The field of NLP began in 1940, after the second world war. There was a need to develop a machine that automatically translates one language to another. Hence, the first NLP Task was an experimental machine translation project, a collaboration between Georgetown University and IBM, which started in in the early 1950s. The Georgetown-IBM experiment implemented a programmed rule-based machine translation system on an IBM 701 (IBM’s first commercial and scientific computer), to translate the Russian language to English. The public demonstration of a Russian-English machine translation system in New York in January 1954 sparked a great deal of public interest to the point where the front page of the New York Times reported that:

“A public demonstration of what is believed to be the first successful use of a machine to translate meaningful texts from one language to another took place here yesterday afternoon. This may be the cumulation of centuries of search by scholars for “a mechanical translator.”
In 1966, Joseph Weizenbaum, a professor at the Massachusetts Institute of Technology (MIT) Artificial Intelligence Laboratory, released a chatbot called ELIZA, that mimics a Rogerian psychotherapist. ELIZA was created to serve as a therapeutic tool, and it would respond to users mostly by asking open-ended questions and giving generic responses to words and phrases. ELIZA simulated conversation by using a pattern matching and substitution methodology programmed with complicated if-then logic and significant linguistic expertise. Rule based systems are complex to build and depend on expert domain knowledge.

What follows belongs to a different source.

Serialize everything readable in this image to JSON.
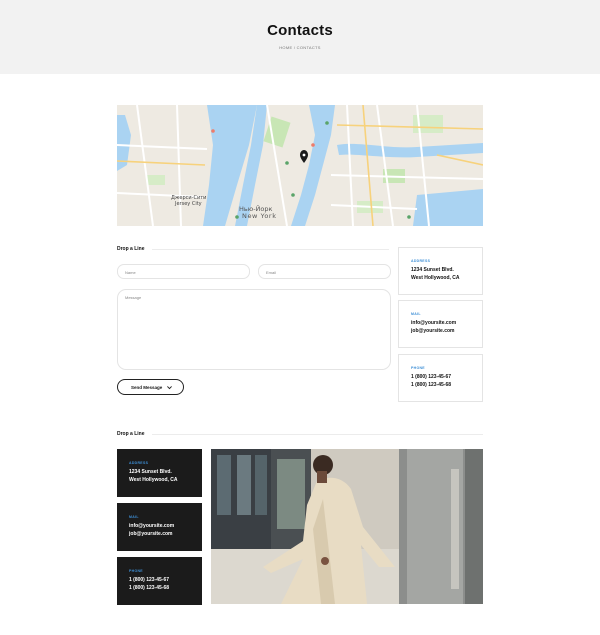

Statistical and Machine Learning Approaches

In the 1980s and 1990s there was a paradigm shift from rule-based approach to statistical, probabilistic, and machine learning approaches for NLP tasks due to increase in data and computational power. By the 1990s, IBM introduced statistical machine translation where researchers theorized that if they looked at enough text, they could find patterns in translations. Statistical machine translation concepts come from information theory.
The creation of the world wide web in 1990 made it possible to accumulate huge amount of text data that machine learning algorithms can train on to achieve NLP tasks. In 1990s, the first recurrent neural network was trained.
In 1997 LSTM (long short-term memory) for recurrent neural networks was developed.
In 2006, Google Translate was the first successful commercial NLP machine translation system. Google Translate uses statistical machine translation.
In 2013, Google researchers introduced word2vec, the first word embeddings model, widely used for encoding words into vector representations in NLP tasks.

Large Language Models

In 2014, the attention mechanism was introduced by Google and published in 2017 in a paper titled, “Attention Is All You Need”.
In 2017, the Google Brain researchers introduced the transformer architecture.
In 2018, OpenAI released the first GPT-1, their first Generative Pre-trained Transformer model.
In 2019, OpenAI released GPT-2. Google released BERT, a large transformer model widely used to create word embeddings or representations.
In 2020 OpenAI released GPT-3.
In 2022, OpenAI released ChatGPT, which became popular overnight.